The full results for the data center inference benchmark results can be found here on the MLCommons website, and the full edge inference benchmark results can be found here. The results also include a new benchmark added in v2.1 - the RetinaNet large object detection model.

Nvidia, as in previous MLPerf benchmarks, posted strong results across the board for all of its submissions, particularly pertaining to the H100, the A100 GPU and the Jetson AGX Orin module aimed at AI-powered robotics applications. The H100 appeared in a “preview” category designed for products that are not yet generally available.

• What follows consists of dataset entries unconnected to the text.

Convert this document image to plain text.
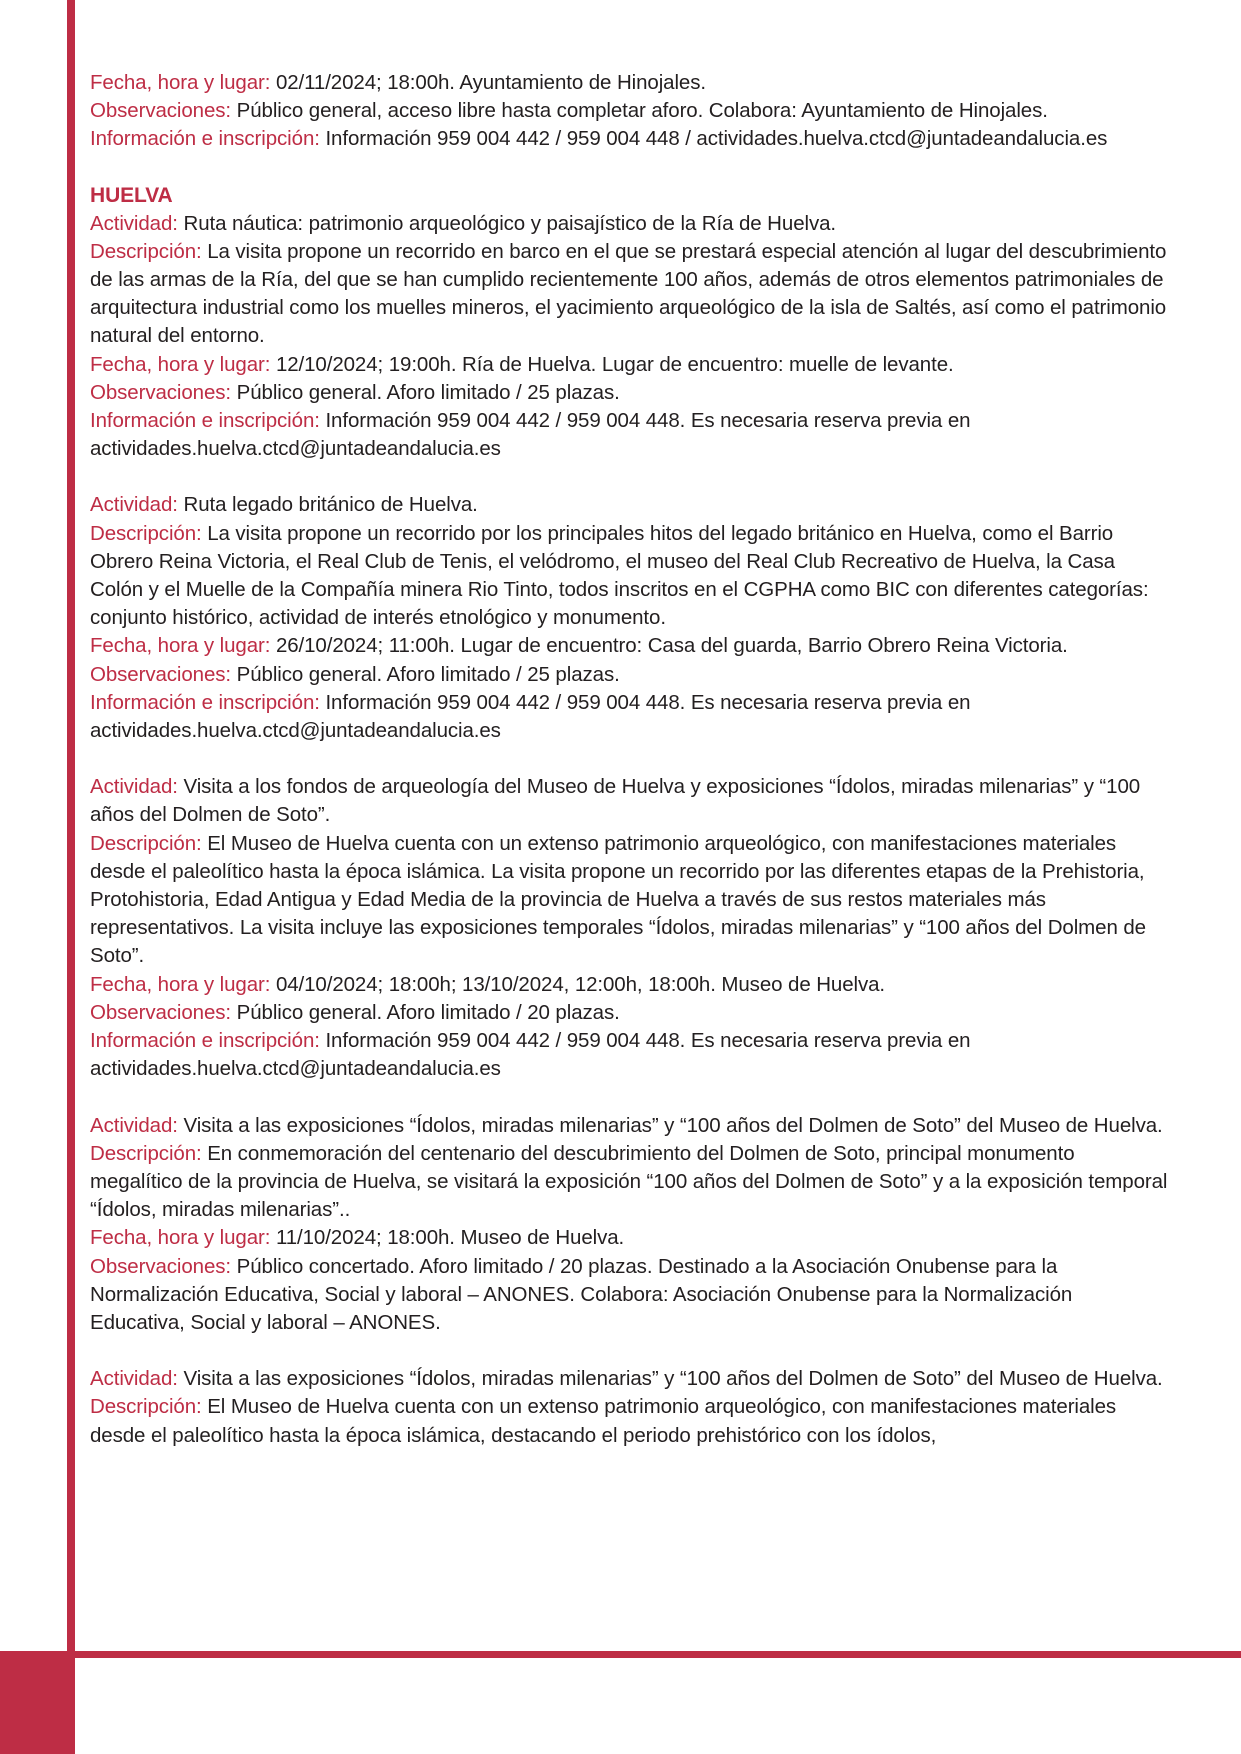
Fecha, hora y lugar: 02/11/2024; 18:00h. Ayuntamiento de Hinojales.

Observaciones: Público general, acceso libre hasta completar aforo. Colabora: Ayuntamiento de Hinojales.

Información e inscripción: Información 959 004 442 / 959 004 448 / actividades.huelva.ctcd@juntadeandalucia.es

HUELVA

Actividad: Ruta náutica: patrimonio arqueológico y paisajístico de la Ría de Huelva.

Descripción: La visita propone un recorrido en barco en el que se prestará especial atención al lugar del descubrimiento de las armas de la Ría, del que se han cumplido recientemente 100 años, además de otros elementos patrimoniales de arquitectura industrial como los muelles mineros, el yacimiento arqueológico de la isla de Saltés, así como el patrimonio natural del entorno.

Fecha, hora y lugar: 12/10/2024; 19:00h. Ría de Huelva. Lugar de encuentro: muelle de levante.

Observaciones: Público general. Aforo limitado / 25 plazas.

Información e inscripción: Información 959 004 442 / 959 004 448. Es necesaria reserva previa en actividades.huelva.ctcd@juntadeandalucia.es

Actividad: Ruta legado británico de Huelva.

Descripción: La visita propone un recorrido por los principales hitos del legado británico en Huelva, como el Barrio Obrero Reina Victoria, el Real Club de Tenis, el velódromo, el museo del Real Club Recreativo de Huelva, la Casa Colón y el Muelle de la Compañía minera Rio Tinto, todos inscritos en el CGPHA como BIC con diferentes categorías: conjunto histórico, actividad de interés etnológico y monumento.

Fecha, hora y lugar: 26/10/2024; 11:00h. Lugar de encuentro: Casa del guarda, Barrio Obrero Reina Victoria.

Observaciones: Público general. Aforo limitado / 25 plazas.

Información e inscripción: Información 959 004 442 / 959 004 448. Es necesaria reserva previa en actividades.huelva.ctcd@juntadeandalucia.es

Actividad: Visita a los fondos de arqueología del Museo de Huelva y exposiciones “Ídolos, miradas milenarias” y “100 años del Dolmen de Soto”.

Descripción: El Museo de Huelva cuenta con un extenso patrimonio arqueológico, con manifestaciones materiales desde el paleolítico hasta la época islámica. La visita propone un recorrido por las diferentes etapas de la Prehistoria, Protohistoria, Edad Antigua y Edad Media de la provincia de Huelva a través de sus restos materiales más representativos. La visita incluye las exposiciones temporales “Ídolos, miradas milenarias” y “100 años del Dolmen de Soto”.

Fecha, hora y lugar: 04/10/2024; 18:00h; 13/10/2024, 12:00h, 18:00h. Museo de Huelva.

Observaciones: Público general. Aforo limitado / 20 plazas.

Información e inscripción: Información 959 004 442 / 959 004 448. Es necesaria reserva previa en actividades.huelva.ctcd@juntadeandalucia.es

Actividad: Visita a las exposiciones “Ídolos, miradas milenarias” y “100 años del Dolmen de Soto” del Museo de Huelva.

Descripción: En conmemoración del centenario del descubrimiento del Dolmen de Soto, principal monumento megalítico de la provincia de Huelva, se visitará la exposición “100 años del Dolmen de Soto” y a la exposición temporal “Ídolos, miradas milenarias”..

Fecha, hora y lugar: 11/10/2024; 18:00h. Museo de Huelva.

Observaciones: Público concertado. Aforo limitado / 20 plazas. Destinado a la Asociación Onubense para la Normalización Educativa, Social y laboral – ANONES. Colabora: Asociación Onubense para la Normalización Educativa, Social y laboral – ANONES.

Actividad: Visita a las exposiciones “Ídolos, miradas milenarias” y “100 años del Dolmen de Soto” del Museo de Huelva.

Descripción: El Museo de Huelva cuenta con un extenso patrimonio arqueológico, con manifestaciones materiales desde el paleolítico hasta la época islámica, destacando el periodo prehistórico con los ídolos,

“The big takeaway from this round is this is the first run where we're publishing measured data on the H 100,” said Dave Salvator, director of AI inference benchmarking and cloud at Nvidia. “H100 came in and really kind of brought the thunder with some very impressive results including up to a four-and-a-half times speed up versus the previous generation GPU benchmark.”

Salvator added that the A100 won more benchmark categories than any other data center GPU submitted. In the edge category, the Orin-based Jetson AGX edged out the competition on more tests than any other low-power system-on-a-chip. Just as important, Salvator said, is that the Orin module performed five times better and with twice the power efficiency of an earlier Jetson version that was benchmarked earlier in the year.

Salvator lauded growing industry participation in the MLPerf benchmarking, saying the benchmarking is a necessity as AI use cases in the enterprise continue to grow, and enterprises need ways to sort through the complexity.

“The number of applications and areas of application for AI are almost without limit,” he said. “It continues to be this growing technology being used in more and more places, and the complexity of the technology and the demands of the technology also continue to grow. The datasets are doubling every couple of months, and the networks themselves in terms of their size and complexity also continue to grow. There are now networks out there that have hundreds of billions of parameters. We're heading towards a world where there will be a trillion-plus parameters, even tens of trillions of parameters… How do we put those to work? The short answer is you need a ton of compute because first of all, you have to be able to train it all in a reasonable amount of time. And then once you deploy, it also needs to run in a way that is responsive.”

Meanwhile, Qualcomm again performed well, particularly with the AI 100 in the edge category, where it beat all comers on the ResNet-50 single-stream benchmark. Also, an increasinging number of Qualcomm partners, such as Foxconn and Inventec, submitted for benchmarks, worth noting because Nvidia always has had a strong MLPerf showing through its large numbers of partner submissions.

Karl Freund, Founder and Principal Analyst, Cambrian-AI Research LLC , noted in a Forbes post that Qualcomm’s showing in power efficiency benchmarks should help its sales prospects, adding, “the Qualcomm platform is still the most energy efficient AI accelerator in the industry for image processing.”

In addition to Nvidia and Qualcomm, among the other MLPerf submitters were Alibaba, ASUSTeK, Azure, Biren, Dell, Fujitsu, GIGABYTE, H3C, HPE, Inspur, Intel, Krai, Lenovo, Moffett, Nettrix, Neural Magic, OctoML, SAPEON, and Supermicro.

Like Nvidia, Intel had a submission in the preview category – its next-generation Xeon CPU, which has been going by its codename – Sapphire Rapids. Intel recent has talked a lot about how Sapphire Rapids will be a major accelerator for AI in the data center, though the next-generation product has been delayed multiple times and is not due out until next year.